The generalized zeroth law of thermodynamics indicates that the physical temperature in nonextensive statistical mechanics is different from the inverse of the Lagrange multiplier, β. This fact leads to modifications of some of thermodynamic relations for nonextensive systems. Here, taking the first law of thermodynamics and the Legendre transform structure as the basic premises, it is found that Clausius' definition of the thermodynamic entropy has to be appropriately changed, and accordingly the thermodynamic relations proposed by Tsallis et al. (Physica A 261 (1998) 534) are also to be modified. It is shown that the definition of specific heat and the equation of state remain form invariant. As an application, the classical gas model is reexamined and, in marked contrast with the previous result obtained by Abe (Phys. Lett. A 263 (1999) 424; Erratum: 267 (2000) 456) using the unphysical temperature and the unphysical pressure, the specific heat and the equation of state are found to be similar to those in ordinary extensive thermodynamics.

Introduction

It is generally believed that the framework of thermodynamics will remain unchanged forever even if the microscopic dynamical laws may be modified in the future. This optimism for robustness of thermodynamics might have its origin in the historical fact that statistical mechanics has been formulated in accordance with thermodynamics. However, if some of basic premises are removed from ordinary Boltzmann–Gibbs statistical mechanics, there is actually no a priori reason any more to be able to expect that all thermodynamic relations still remain unchanged. In such a situation, it is essential to specify a set of physical principles that should be preserved through this generalization.

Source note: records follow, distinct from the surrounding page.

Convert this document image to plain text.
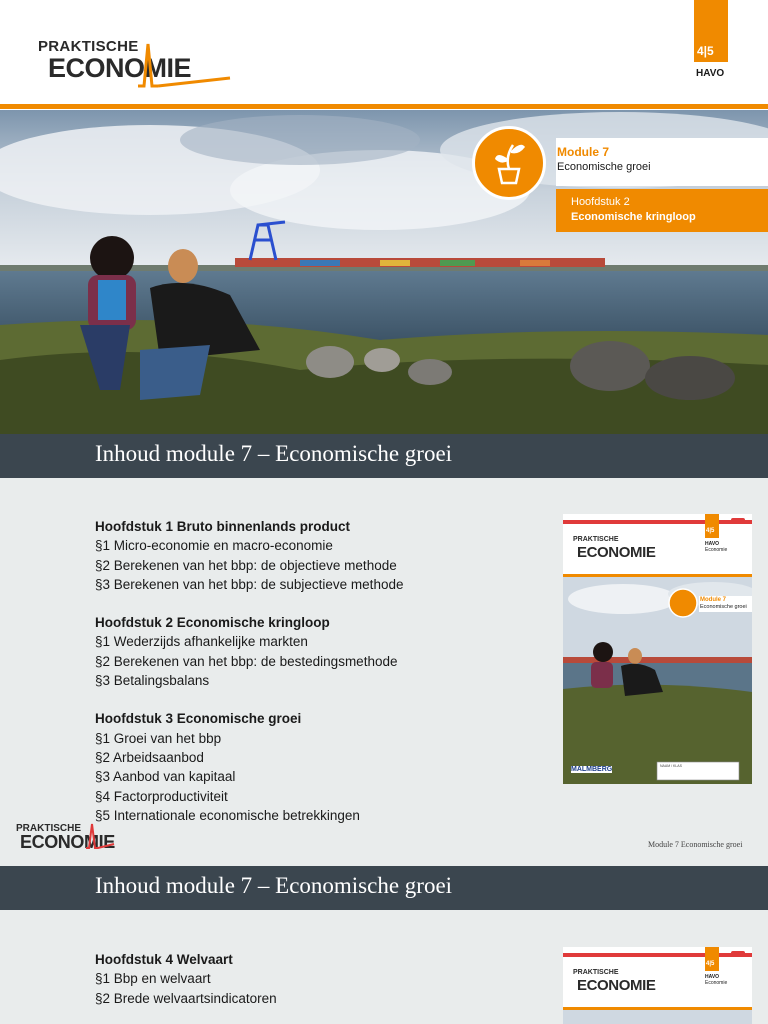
PRAKTISCHE
ECONOMIE
4|5
HAVO
Module 7
Economische groei
Hoofdstuk 2
Economische kringloop
Inhoud module 7 – Economische groei
Hoofdstuk 1 Bruto binnenlands product
§1 Micro-economie en macro-economie
§2 Berekenen van het bbp: de objectieve methode
§3 Berekenen van het bbp: de subjectieve methode
Hoofdstuk 2 Economische kringloop
§1 Wederzijds afhankelijke markten
§2 Berekenen van het bbp: de bestedingsmethode
§3 Betalingsbalans
Hoofdstuk 3 Economische groei
§1 Groei van het bbp
§2 Arbeidsaanbod
§3 Aanbod van kapitaal
§4 Factorproductiviteit
§5 Internationale economische betrekkingen
PRAKTISCHE
ECONOMIE
4|5
HAVO
Economie
Module 7
Economische groei
MALMBERG	NAAM / KLAS
PRAKTISCHE
ECONOMIE	Module 7 Economische groei
Inhoud module 7 – Economische groei
Hoofdstuk 4 Welvaart
§1 Bbp en welvaart
§2 Brede welvaartsindicatoren
PRAKTISCHE
ECONOMIE
4|5
HAVO
Economie
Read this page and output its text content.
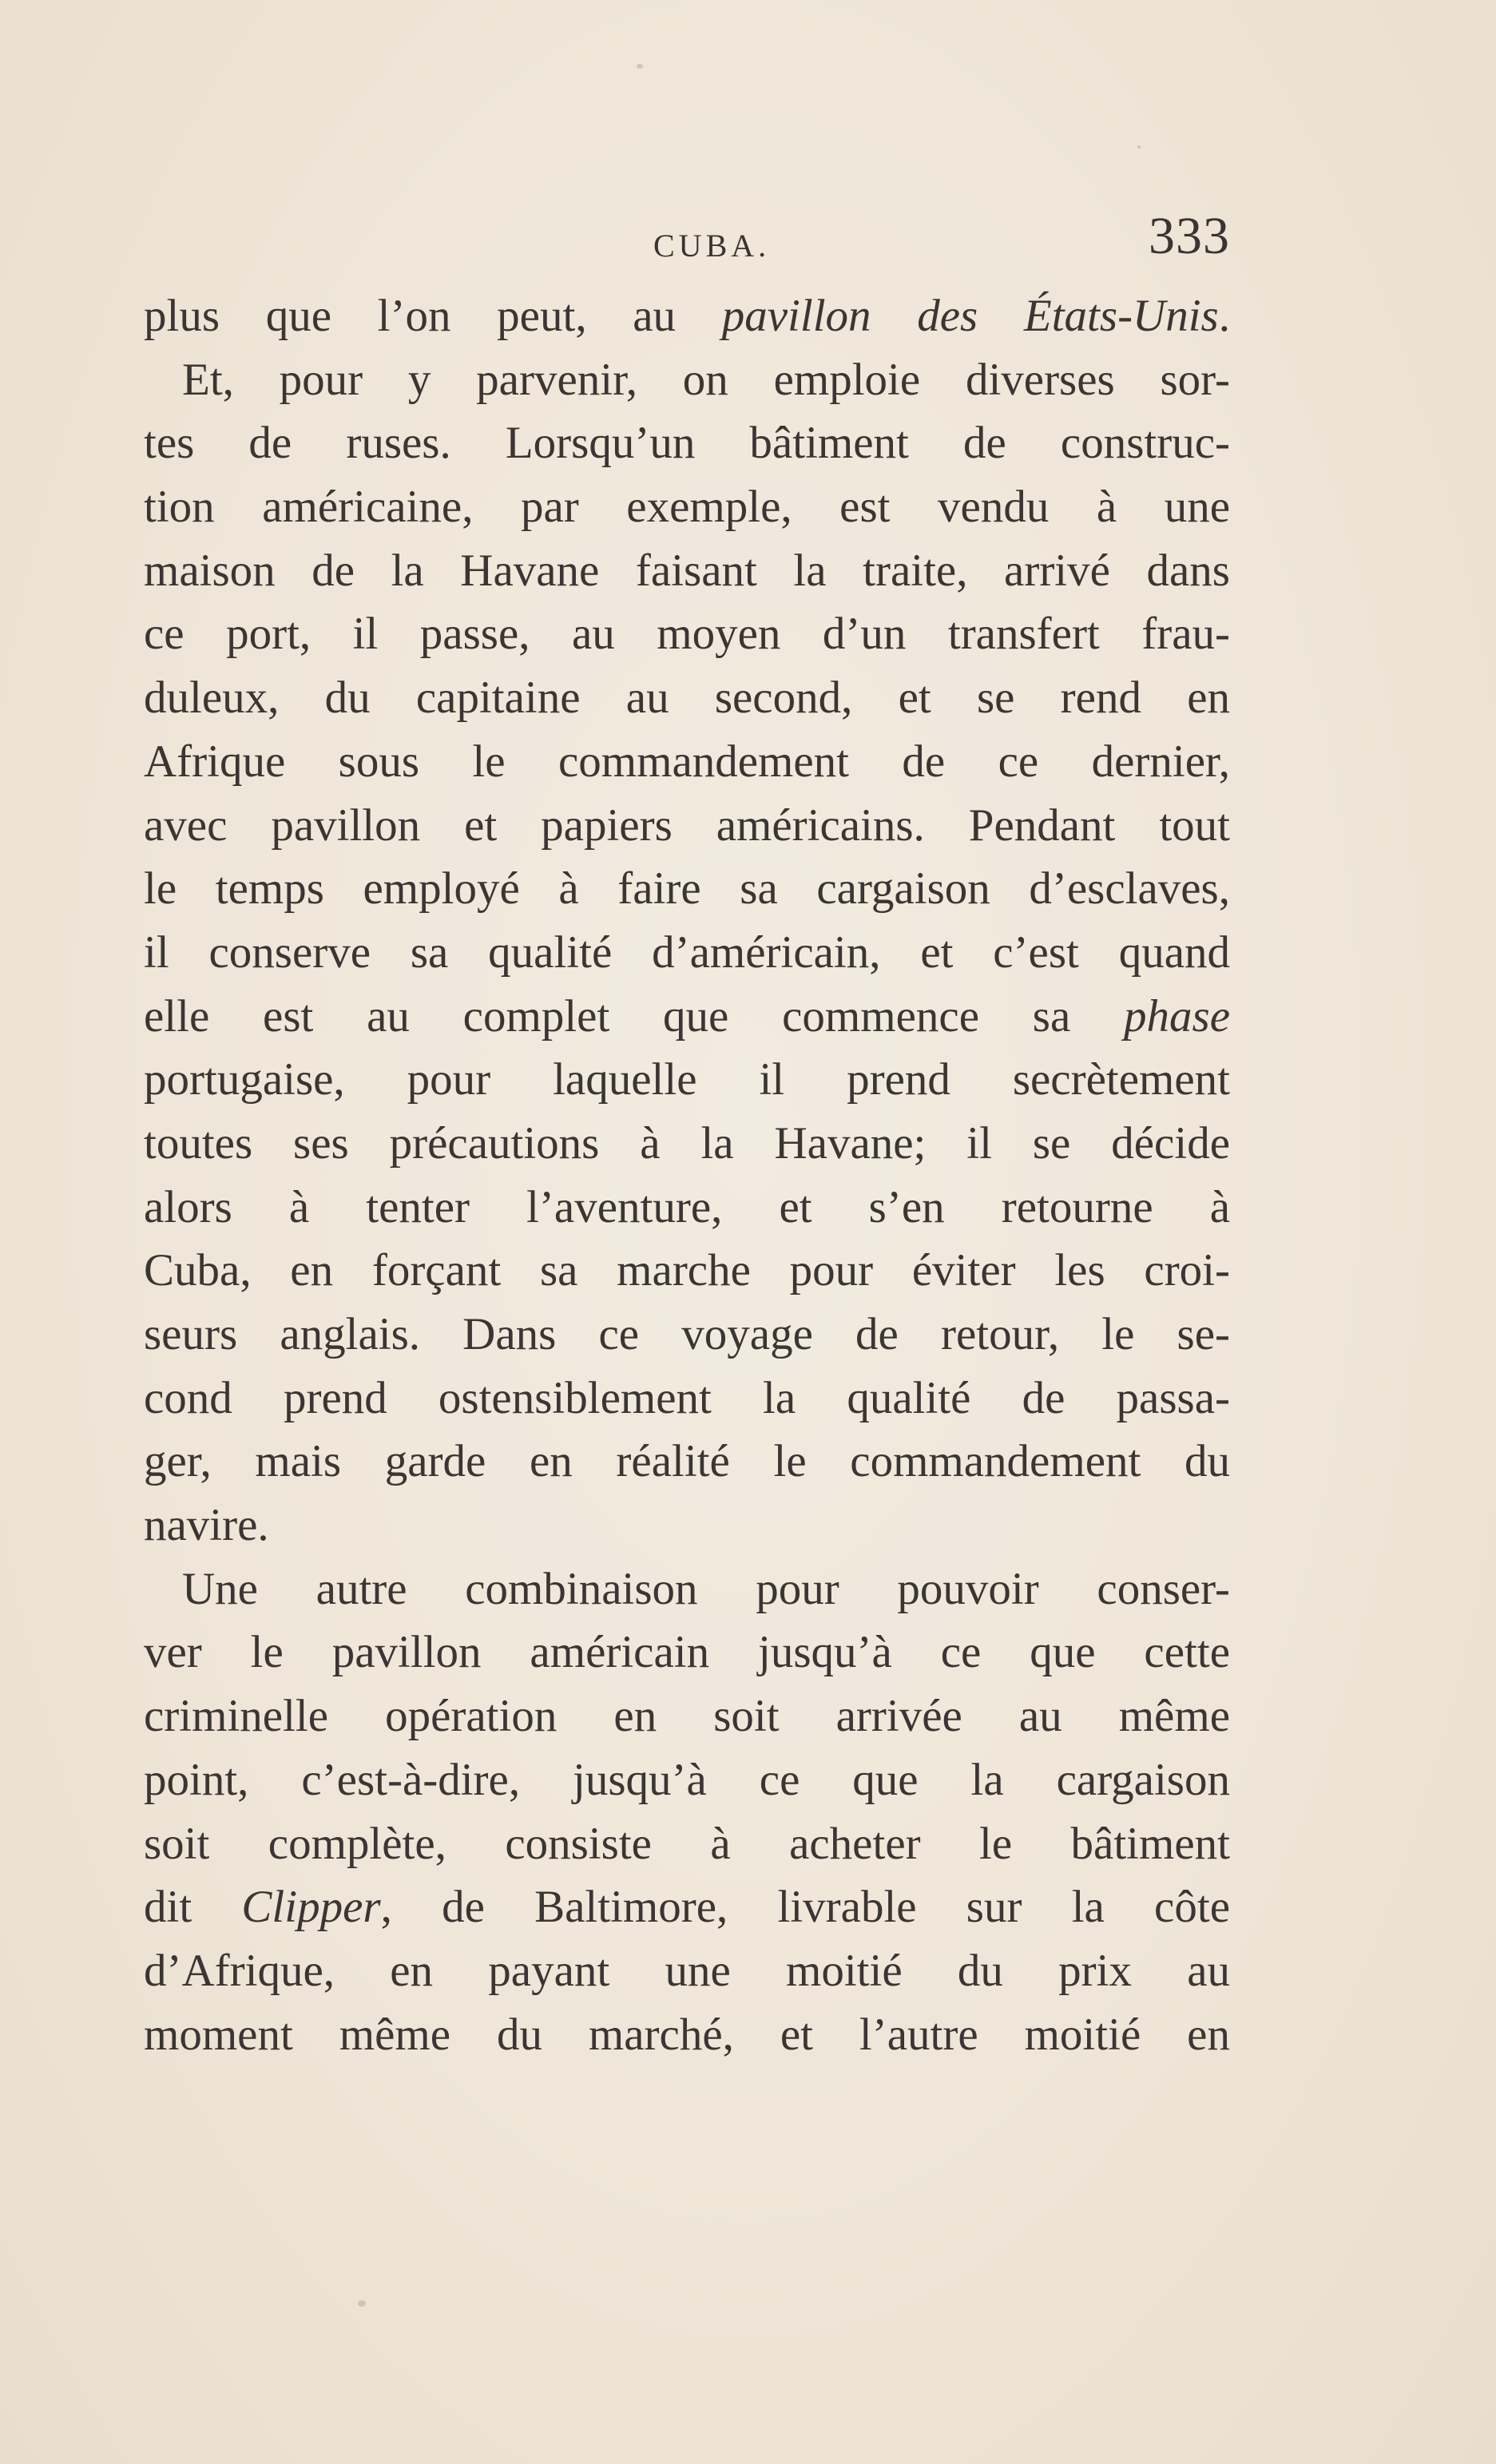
CUBA.	333
plus que l’on peut, au pavillon des États-Unis.
Et, pour y parvenir, on emploie diverses sor-
tes de ruses. Lorsqu’un bâtiment de construc-
tion américaine, par exemple, est vendu à une
maison de la Havane faisant la traite, arrivé dans
ce port, il passe, au moyen d’un transfert frau-
duleux, du capitaine au second, et se rend en
Afrique sous le commandement de ce dernier,
avec pavillon et papiers américains. Pendant tout
le temps employé à faire sa cargaison d’esclaves,
il conserve sa qualité d’américain, et c’est quand
elle est au complet que commence sa phase
portugaise, pour laquelle il prend secrètement
toutes ses précautions à la Havane; il se décide
alors à tenter l’aventure, et s’en retourne à
Cuba, en forçant sa marche pour éviter les croi-
seurs anglais. Dans ce voyage de retour, le se-
cond prend ostensiblement la qualité de passa-
ger, mais garde en réalité le commandement du
navire.
Une autre combinaison pour pouvoir conser-
ver le pavillon américain jusqu’à ce que cette
criminelle opération en soit arrivée au même
point, c’est-à-dire, jusqu’à ce que la cargaison
soit complète, consiste à acheter le bâtiment
dit Clipper, de Baltimore, livrable sur la côte
d’Afrique, en payant une moitié du prix au
moment même du marché, et l’autre moitié en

In this Letter, we discuss how removal of the assumption of extensivity of entropy from statistical mechanics leads to modifications of the thermodynamic relations. We develop this discussion by taking Tsallis' nonextensive statistical mechanics as an example [1], [2], [3]. A point of crucial importance is that, if entropy is nonextensive, the physical temperature is not simply the inverse of the Lagrange multiplier associated with the energy constraint but a variable correctly defined through the generalized zeroth law of thermodynamics [4], [5], [6], [7], [8]. The definition of the physical pressure also becomes different from the ordinary one. Taking into account these facts as well as the first law of thermodynamics and the Legendre transform structure [2], [9], [10], we show that Clausius' definition of the thermodynamic entropy has to be appropriately modified. We also show that the specific heat and the equation of state defined in terms of the physical temperature and the physical pressure remain form invariant. As an application, we reexamine the classical gas model. In marked contrast with the previous result using the “unphysical temperature” and the “unphysical pressure” [11], the specific heat and the equation of state are found to have the same forms as the ordinary ones in extensive thermodynamics.